A glândula pineal emite as suas secreções para os centros cerebrais emocionais, visuais e auditivos, ajuda a regular a temperatura corporal e também está implicada no reparo do DNA e na regulação epigenética. Nosso corpo produz DMT em grandes quantidades nos momentos críticos da vida, como no nascimento, stress profundo, meditação, experiências de quase-morte e a própria morte. Nas crianças a DMT também é produzida em maior quantidade, porém, após o período mais imaginativo da infância a pineal calcifica e diminui por volta dos 12 anos. Como informação científica, vemos que existe uma conformidade com as narrativas metafísicas que dizem que as crianças estão mais conectadas com a espiritualidade, especialmente até os 6 anos de idade.

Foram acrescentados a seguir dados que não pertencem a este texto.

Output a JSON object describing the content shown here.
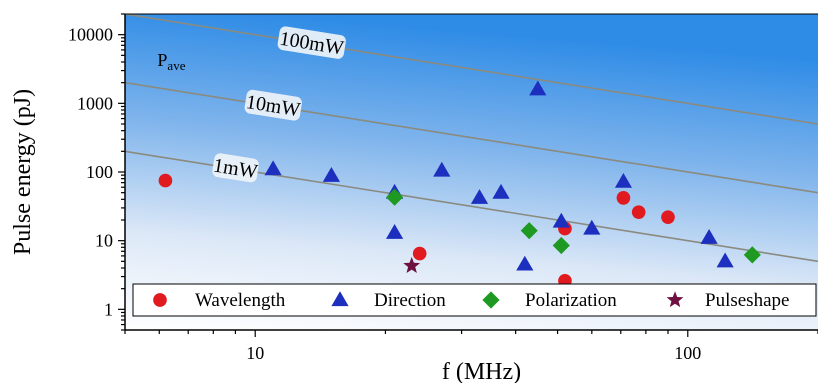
{
  "chart_data": {
    "type": "scatter",
    "xlabel": "f (MHz)",
    "ylabel": "Pulse energy (pJ)",
    "x_scale": "log",
    "y_scale": "log",
    "xlim": [
      5,
      200
    ],
    "ylim": [
      0.5,
      20000
    ],
    "x_ticks": [
      {
        "value": 10,
        "label": "10"
      },
      {
        "value": 100,
        "label": "100"
      }
    ],
    "y_ticks": [
      {
        "value": 1,
        "label": "1"
      },
      {
        "value": 10,
        "label": "10"
      },
      {
        "value": 100,
        "label": "100"
      },
      {
        "value": 1000,
        "label": "1000"
      },
      {
        "value": 10000,
        "label": "10000"
      }
    ],
    "power_annotation": {
      "label": "P",
      "subscript": "ave"
    },
    "power_lines": [
      {
        "label": "1mW",
        "power_mW": 1,
        "label_x": 9.0
      },
      {
        "label": "10mW",
        "power_mW": 10,
        "label_x": 11.0
      },
      {
        "label": "100mW",
        "power_mW": 100,
        "label_x": 13.5
      }
    ],
    "legend_position": "bottom",
    "series": [
      {
        "name": "Wavelength",
        "marker": "circle",
        "color": "#e01a1f",
        "points": [
          {
            "x": 6.2,
            "y": 75
          },
          {
            "x": 24,
            "y": 6.5
          },
          {
            "x": 52,
            "y": 15
          },
          {
            "x": 52,
            "y": 2.6
          },
          {
            "x": 71,
            "y": 42
          },
          {
            "x": 77,
            "y": 26
          },
          {
            "x": 90,
            "y": 22
          }
        ]
      },
      {
        "name": "Direction",
        "marker": "triangle",
        "color": "#1c2fbf",
        "points": [
          {
            "x": 11,
            "y": 110
          },
          {
            "x": 15,
            "y": 88
          },
          {
            "x": 21,
            "y": 50
          },
          {
            "x": 21,
            "y": 13
          },
          {
            "x": 27,
            "y": 105
          },
          {
            "x": 33,
            "y": 42
          },
          {
            "x": 37,
            "y": 50
          },
          {
            "x": 42,
            "y": 4.5
          },
          {
            "x": 45,
            "y": 1600
          },
          {
            "x": 51,
            "y": 19
          },
          {
            "x": 60,
            "y": 15
          },
          {
            "x": 71,
            "y": 72
          },
          {
            "x": 112,
            "y": 11
          },
          {
            "x": 122,
            "y": 5
          }
        ]
      },
      {
        "name": "Polarization",
        "marker": "diamond",
        "color": "#1e9a22",
        "points": [
          {
            "x": 21,
            "y": 43
          },
          {
            "x": 43,
            "y": 14
          },
          {
            "x": 51,
            "y": 8.5
          },
          {
            "x": 141,
            "y": 6.2
          }
        ]
      },
      {
        "name": "Pulseshape",
        "marker": "star",
        "color": "#6e1040",
        "points": [
          {
            "x": 23,
            "y": 4.3
          }
        ]
      }
    ]
  }
}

“Foi o DMT que aumentou meu compromisso com a experiência psicodélica. Ele era tão mais poderoso, tão mais alienígena, levantando todo tipo de questão sobre o que é realidade, o que é linguagem, o que é o eu, o que é o espaço e o tempo tridimensionais, todas as questões com que me envolvi nos últimos 20 anos”
Terence Mckenna
O DMT é um neurotransmissor com um papel fundamental em casos de estados de percepção incomuns. Esse neurotransmissor se encontra no cérebro, no sangue, pulmões e noutras partes do corpo. É como se o DMT fosse um decodificador bioquímico dos estados mais intensos da atividade anímica na matéria física, permitindo a mente certos vislumbres ou janelas da realidade original da alma, encarcerada provisoriamente no corpo físico denso, e naqueles pontos de limite, quando as fronteiras entre matéria e espírito se estreitam, seja de uma forma positiva, como durante a meditação ou a viagem astral, seja de uma forma negativa, durante uma doença ou morte. Ou Seja, a DMT age sobre cérebro e faz com que ele consiga receber informações sensoriais às quais ele normalmente não tem acesso, pois tem a capacidade de transportar os humanos para uma realidade alternativa.

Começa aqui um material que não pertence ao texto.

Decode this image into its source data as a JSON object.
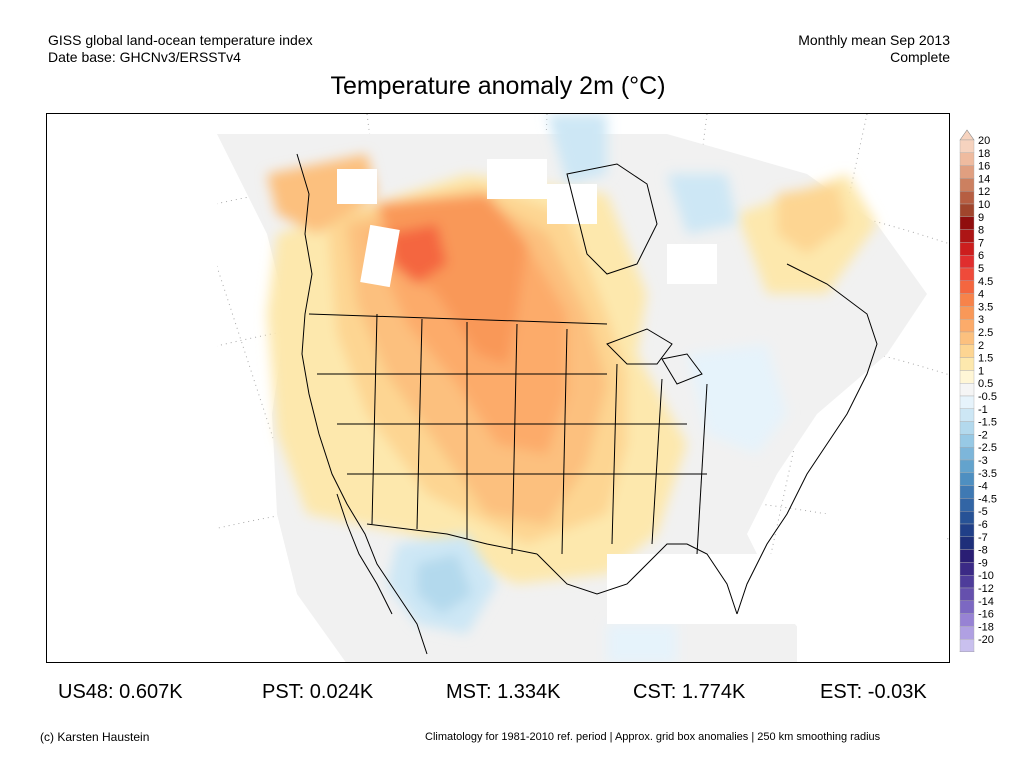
{
  "header": {
    "line1_left": "GISS global land-ocean temperature index",
    "line2_left": "Date base: GHCNv3/ERSSTv4",
    "line1_right": "Monthly mean Sep 2013",
    "line2_right": "Complete"
  },
  "title": "Temperature anomaly 2m (°C)",
  "colorbar": {
    "labels": [
      "20",
      "18",
      "16",
      "14",
      "12",
      "10",
      "9",
      "8",
      "7",
      "6",
      "5",
      "4.5",
      "4",
      "3.5",
      "3",
      "2.5",
      "2",
      "1.5",
      "1",
      "0.5",
      "-0.5",
      "-1",
      "-1.5",
      "-2",
      "-2.5",
      "-3",
      "-3.5",
      "-4",
      "-4.5",
      "-5",
      "-6",
      "-7",
      "-8",
      "-9",
      "-10",
      "-12",
      "-14",
      "-16",
      "-18",
      "-20"
    ],
    "colors": [
      "#f6d3bf",
      "#efbb9f",
      "#e09f80",
      "#cc8060",
      "#b65e42",
      "#a0452c",
      "#900d0d",
      "#ad1515",
      "#cc1e1e",
      "#e02e2e",
      "#ef4a3a",
      "#f4663f",
      "#f7834a",
      "#f99858",
      "#fcab6a",
      "#fcc07e",
      "#fdd592",
      "#fde8ad",
      "#fff6d6",
      "#f5f5f5",
      "#e6f3fb",
      "#cde7f5",
      "#b3d9ed",
      "#97c9e5",
      "#7db6da",
      "#63a3cd",
      "#4e8fc1",
      "#3f79b3",
      "#3265a5",
      "#275296",
      "#203f88",
      "#1e2f7a",
      "#2a1e74",
      "#3b2a86",
      "#4e3c9a",
      "#6550ad",
      "#7c68c2",
      "#9782d4",
      "#b0a0e2",
      "#c9c0ee"
    ]
  },
  "stats": [
    {
      "label": "US48: 0.607K"
    },
    {
      "label": "PST: 0.024K"
    },
    {
      "label": "MST: 1.334K"
    },
    {
      "label": "CST: 1.774K"
    },
    {
      "label": "EST: -0.03K"
    }
  ],
  "footer": {
    "left": "(c) Karsten Haustein",
    "right": "Climatology for 1981-2010 ref. period | Approx. grid box anomalies | 250 km smoothing radius"
  }
}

Na meditação a DMT também está muito presente, mais uma evidência da ligação dessa substância com a pineal e com o universo espiritual. Segundo a ciência, quando meditamos há uma liberação mais intensa de DMT no nosso corpo, e, quanto mais praticamos, mais DMT é liberada. O fato da DMT ser produzida pela glândula pineal é produzir esse efeito espiritual é que a faz ser considerada a molécula do espírito, embora essa relação não seja comprovada. De qualquer forma, os relatos de quem fez uso da substância mostram que as experiências são, de fato, muito mais espirituais do que simplesmente alucinógenas como acontece quando há a ingestão de drogas.